Telehelp in the time of coronavirus
In the wake of the COVID-19 pandemic government agencies, insurance companies, and healthcare facilities loosened the restrictions on providing initial and follow-up appointments for new and established patients. In particular, the use of the telephone to provide services. This enabled medical, mental health practitioners as well as support personnel to continue to provide help to those in need. Codes for billing were amended, progress notes required a statement to the effect, “in person visit not available due to COVID-19,” and all sections of the submitting document had to be completed (even those that normally require a hands-on or visual assessment, like vital signs). As can be imagined, there were advantages and disadvantages to these procedural and process changes. Yet telemedicine, telehealth, teladoc has been around a while since it’s first mention in an 1879 article citing doctors using the telephone to cut down on office visits. But more recently telehealth started to gain footing in the 1960’s, and has become more in vogue in the 21st century due to the shortage of physicians and practitioners (for the most part) in rural areas of the country.

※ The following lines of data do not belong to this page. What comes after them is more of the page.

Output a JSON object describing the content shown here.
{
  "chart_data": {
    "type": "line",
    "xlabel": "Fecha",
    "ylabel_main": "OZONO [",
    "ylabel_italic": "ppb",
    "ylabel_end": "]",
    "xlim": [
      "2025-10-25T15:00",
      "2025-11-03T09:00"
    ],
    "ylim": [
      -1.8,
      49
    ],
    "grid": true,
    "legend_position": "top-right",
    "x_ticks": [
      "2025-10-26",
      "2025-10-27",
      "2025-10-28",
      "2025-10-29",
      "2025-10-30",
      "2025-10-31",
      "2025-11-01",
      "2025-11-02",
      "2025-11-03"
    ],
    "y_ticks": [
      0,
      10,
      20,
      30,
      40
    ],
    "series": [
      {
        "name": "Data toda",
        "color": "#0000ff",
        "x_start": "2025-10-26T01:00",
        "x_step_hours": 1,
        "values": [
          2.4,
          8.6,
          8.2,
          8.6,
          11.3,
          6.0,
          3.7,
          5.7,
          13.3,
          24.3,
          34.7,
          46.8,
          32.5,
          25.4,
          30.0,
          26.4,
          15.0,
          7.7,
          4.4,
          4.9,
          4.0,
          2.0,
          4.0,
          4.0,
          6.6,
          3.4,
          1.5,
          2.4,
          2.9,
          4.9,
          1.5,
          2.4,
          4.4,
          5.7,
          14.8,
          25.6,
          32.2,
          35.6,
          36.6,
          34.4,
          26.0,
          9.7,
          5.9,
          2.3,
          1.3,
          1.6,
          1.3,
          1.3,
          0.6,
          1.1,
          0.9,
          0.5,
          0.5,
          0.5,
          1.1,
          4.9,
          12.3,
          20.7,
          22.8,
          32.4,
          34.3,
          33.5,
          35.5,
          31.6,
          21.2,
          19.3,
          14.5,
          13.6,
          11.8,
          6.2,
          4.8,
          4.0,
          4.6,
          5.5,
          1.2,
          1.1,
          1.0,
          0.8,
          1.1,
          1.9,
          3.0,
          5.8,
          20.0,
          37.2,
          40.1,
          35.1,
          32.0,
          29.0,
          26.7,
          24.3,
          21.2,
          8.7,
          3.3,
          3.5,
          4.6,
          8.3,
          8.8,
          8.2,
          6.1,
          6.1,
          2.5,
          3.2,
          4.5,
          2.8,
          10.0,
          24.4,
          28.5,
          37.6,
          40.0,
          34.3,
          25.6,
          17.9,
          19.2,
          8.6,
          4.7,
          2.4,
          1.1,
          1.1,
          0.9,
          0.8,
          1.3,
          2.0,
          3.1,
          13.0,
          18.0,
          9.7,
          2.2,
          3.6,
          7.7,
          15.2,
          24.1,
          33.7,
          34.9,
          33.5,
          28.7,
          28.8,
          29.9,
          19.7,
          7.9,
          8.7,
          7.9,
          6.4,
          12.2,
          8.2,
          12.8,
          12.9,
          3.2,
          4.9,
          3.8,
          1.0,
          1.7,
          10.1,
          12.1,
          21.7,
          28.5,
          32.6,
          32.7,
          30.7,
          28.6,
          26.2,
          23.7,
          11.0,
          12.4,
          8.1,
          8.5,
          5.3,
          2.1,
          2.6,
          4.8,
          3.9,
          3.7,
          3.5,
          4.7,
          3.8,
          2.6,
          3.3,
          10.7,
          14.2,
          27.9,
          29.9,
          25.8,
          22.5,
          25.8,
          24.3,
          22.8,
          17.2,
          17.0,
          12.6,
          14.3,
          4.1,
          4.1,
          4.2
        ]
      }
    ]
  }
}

As a mental health provider these past three months, there are three notable advantages I have found to telephonic communications with established patients:
- Reduction in no-show rate — in general, a no-show rate averages 30% for medical and mental health in person appointments. This not only cuts into revenue, but wastes the provider’s time that could be better spent caring for people in need. Patients with no available transportation, no resources for bus or Uber fare, or working full-time and unable to take time off — are more easily contacted for routine follow-up visits over the phone.
- Flexibility/fluidity/convenience (for provider and patient)— a phone visit can be set on a usual schedule; however, if an attempt is made at the appointed time, and call goes to voice mail (some cell phones have restricted access for unknown numbers) a message can be left to either call back to reschedule (main office number — provider number is blocked) or that the caller will try again at another specific time. The provider then can proceed without delay to the next call on the list. She/he can also has the flexibility to try to call multiple times throughout the day (if so inclined). In my experience these last months, I have had some zero no-shows days.

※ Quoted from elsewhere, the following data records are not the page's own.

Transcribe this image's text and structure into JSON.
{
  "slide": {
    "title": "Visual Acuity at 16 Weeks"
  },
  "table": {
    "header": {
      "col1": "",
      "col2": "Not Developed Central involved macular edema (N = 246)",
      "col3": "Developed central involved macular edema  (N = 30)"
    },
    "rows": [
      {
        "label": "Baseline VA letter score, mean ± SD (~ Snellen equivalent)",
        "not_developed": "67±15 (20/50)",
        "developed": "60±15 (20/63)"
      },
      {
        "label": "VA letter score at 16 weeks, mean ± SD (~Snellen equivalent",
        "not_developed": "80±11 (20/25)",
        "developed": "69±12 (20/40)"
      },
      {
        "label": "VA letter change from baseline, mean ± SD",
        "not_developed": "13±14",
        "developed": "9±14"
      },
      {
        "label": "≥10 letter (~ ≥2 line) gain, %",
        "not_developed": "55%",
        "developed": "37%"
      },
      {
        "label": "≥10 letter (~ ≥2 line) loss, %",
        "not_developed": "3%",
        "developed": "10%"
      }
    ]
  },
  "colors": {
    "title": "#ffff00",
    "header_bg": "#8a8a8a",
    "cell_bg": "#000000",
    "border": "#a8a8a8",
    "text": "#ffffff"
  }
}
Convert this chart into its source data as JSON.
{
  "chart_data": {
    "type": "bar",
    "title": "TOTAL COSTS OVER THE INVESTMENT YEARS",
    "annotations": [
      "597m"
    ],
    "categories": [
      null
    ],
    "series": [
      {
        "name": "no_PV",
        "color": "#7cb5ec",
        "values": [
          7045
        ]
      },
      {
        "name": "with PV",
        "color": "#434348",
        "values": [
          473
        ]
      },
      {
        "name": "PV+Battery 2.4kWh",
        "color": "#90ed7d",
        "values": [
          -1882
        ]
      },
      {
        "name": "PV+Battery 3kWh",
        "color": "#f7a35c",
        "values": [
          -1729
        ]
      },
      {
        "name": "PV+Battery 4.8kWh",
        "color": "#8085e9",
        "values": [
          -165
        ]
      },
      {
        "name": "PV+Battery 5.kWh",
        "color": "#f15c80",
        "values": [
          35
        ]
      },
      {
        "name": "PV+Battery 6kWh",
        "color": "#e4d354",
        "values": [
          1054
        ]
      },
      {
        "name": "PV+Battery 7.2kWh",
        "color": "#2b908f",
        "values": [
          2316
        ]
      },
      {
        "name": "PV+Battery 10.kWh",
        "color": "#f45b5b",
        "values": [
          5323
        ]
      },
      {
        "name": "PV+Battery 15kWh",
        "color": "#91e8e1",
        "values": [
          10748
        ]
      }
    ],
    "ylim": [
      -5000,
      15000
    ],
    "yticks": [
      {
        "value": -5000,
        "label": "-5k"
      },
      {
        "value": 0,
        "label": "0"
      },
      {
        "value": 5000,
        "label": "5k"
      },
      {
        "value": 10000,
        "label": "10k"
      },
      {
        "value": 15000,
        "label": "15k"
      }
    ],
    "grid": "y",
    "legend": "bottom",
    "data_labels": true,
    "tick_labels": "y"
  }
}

- Reduced overhead — with the addition of phone visits that can be placed from any locale (home, for instance) there is less need for dedicated provider office space, support staff, and equipment — other than a secured system (Doximetry, LifeSize, etc. that also has video/visual capability) downloaded to phone, and a laptop. E-scripts can be sent to pharmacies (some are now providing home delivery of medications to complement phone visits), confidential, encrypted e-mails sent to schedulers for further appointments, and three-way teleconferencing can be done if interpreters/translators or immediate consults are needed.
On the other hand, there are some distinct disadvantages to these types of visits. I’ll offer three from my recent experience:
- The importance/seriousness of the appointment time itself — not answering a call because napping, haven’t awakened yet, or in the bath or shower at the time of appointment. Answering but out shopping, driving in a car, or at work in a noisy warehouse. In my experience, phone visits seem to be taken more casually than an office visit where you actually have to show up on time. They also tend to be shorter in duration. Some people don’t seem to feel comfortable talking for long periods of time over the phone — especially about private, health matters.
- Reduction in billing/collectible amounts — in short, phone visits (codes) generate less revenue for the agency/provider. To be feasible in the future phone visits billing rates would have to be on par with office visits.
- Updated demographics — having the most recent telephone/contact number and that of emergency contact (if can’t get in touch with patient after sometimes repeated calls) is imperative. Some people switch cell phone plans/ numbers on a regular basis for one reason or another; it’s not like in the past when landlines were less likely to be changed — even with a move one could usually keep the same number.
Telemedicine via encrypted, protected Skype-type software is here to stay. However, this service requires either the patient still come into a dedicated office space with support personnel assisting with the logistics, or requires the patient to have access to a laptop with internet access or a smart phone with video capabilities and/or the ability/capability to navigate both. Going forward, regardless of cited disadvantages, incorporating telephone contact as a continued option offer benefits to both the provider and patient. However, I would recommend for use only for established patients, not new patient assessments/evaluations.